This week, U.S. President Barack Obama will visit Israel, the Palestinian Authority, and Jordan. Obama’s advisers, worried about the potential consequences of either addressing the gloomy state of the Israeli-Palestinian peace process head-on or presenting a new U.S. plan for the region, seem inclined to let the president use the visit to reaffirm the same old talking points: the urgency of a two-state solution, the dangers of terrorism, and the drawbacks of further settlement construction. To be sure, Obama will be able to count the staid, highly choreographed trip as a personal success. But if, as expected, he makes no real diplomatic headway, the trip will have served only to damage the administration’s already weak efforts to revitalize the peace process.
Obama has every incentive not to waste the visit: for one, almost everybody in the Middle East would interpret a trip that had more glib photo ops than substantive meetings as proof of American disinterest in settling the Israeli-Palestinian conflict. More broadly, the president can actually achieve some tangible progress toward Israeli-Palestinian peace. To do so, however, he will need to lay the groundwork for partial agreements between the parties instead of continuing to aspire toward the elusive goal of a comprehensive deal.

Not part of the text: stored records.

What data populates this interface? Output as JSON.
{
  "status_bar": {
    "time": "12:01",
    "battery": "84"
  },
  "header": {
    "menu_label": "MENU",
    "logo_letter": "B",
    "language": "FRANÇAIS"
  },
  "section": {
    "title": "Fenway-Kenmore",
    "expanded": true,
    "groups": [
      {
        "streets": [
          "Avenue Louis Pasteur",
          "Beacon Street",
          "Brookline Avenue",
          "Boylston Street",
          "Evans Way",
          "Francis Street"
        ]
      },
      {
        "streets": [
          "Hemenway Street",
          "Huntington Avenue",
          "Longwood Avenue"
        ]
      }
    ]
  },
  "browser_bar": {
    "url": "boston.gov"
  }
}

Obama’s hosts, too, could benefit from real engagement on the peace process. Israeli Prime Minister Binyamin Netanyahu knows that he needs to strengthen the Palestinian Authority, lest its collapse pave the way for a third intifada or, ultimately, a Hamas takeover of the West Bank. Netanyahu is well aware that the present situation in the West Bank is not sustainable in the long run. What is more, moving forward on the Palestinian issue would help cement U.S.-Israeli cooperation in preventing Iran from acquiring nuclear weapons.
Meanwhile, Mahmoud Abbas, president of the Palestinian Authority, also sorely needs a diplomatic victory. He has made sure that reconciliation talks between his own Fatah movement and Hamas remain in the news but do not reach a positive conclusion. This is because he knows that any free elections would likely crown Hamas the winner. But Abbas must soon make some real headway; otherwise he will lose the support of Palestinians who suspect that he has become a champion of the status quo. Particularly following his largely meaningless gesture of appealing to the UN for Palestinian statehood, Abbas must produce results on the ground. If Obama prods him toward a gradual approach to negotiations, Abbas may overcome his instinctive opposition to interim arrangements and prove that by re-engaging in talks with the Israelis, he is indeed able to bring more territory under PA control.
Jordan’s King Abdullah, too, is eager for progress on the peace process, since he faces the possibility of real internal upheaval in the event of Bashar al-Assad’s ouster in Syria. Once the strong Syrian army is defeated, the Palestinian majority in Jordan and the kingdom’s Muslim Brotherhood party may decide to try their luck against the Jordanian security forces, which are considerably smaller than Syria's. Abdullah is eager to back Abbas and serve as facilitator in a renewed effort to obtain Israeli concessions. A fruitful peace process leading to a partial agreement would assist Abdullah in tempering Palestinian discontent in his own country.
It is true that any initiative to relaunch negotiations would hit some rough patches. In 2008, despite 35 rounds of extensive negotiations, Abbas rejected a comprehensive Israeli offer. Yet now Abbas demands to resume talks from the point where he and Israel’s prime minister at the time, Ehud Olmert, left off. Netanyahu is not committed to his predecessor's failed gambit. In other words, these two are not ready to take a leap in the dark toward final status negotiations.
But Obama could help them along by showing that he is willing to actively support -- and mobilize international support for -- interim steps. At this stage, the parties would be wise to avoid the unbridgeable gaps over such issues as final borders, the fate of Israeli settlements, the status of Palestinian refugees, and the control of Jerusalem’s holy sites. Instead, they could consider a number of partial agreements, which could both break the deadlock in the peace process and save Obama's hosts the challenge of making dramatic concessions that they still prefer to defer. Ideally, the interim steps would include the speedy establishment of a Palestinian state over 80 to 85 percent of the West Bank, even as negotiations concerning the core issues continue with American assistance. Such a deal would require evacuating roughly 40,000 settlers -- no simple exercise -- while keeping the densely populated settlement blocs near the armistice lines under Israeli control.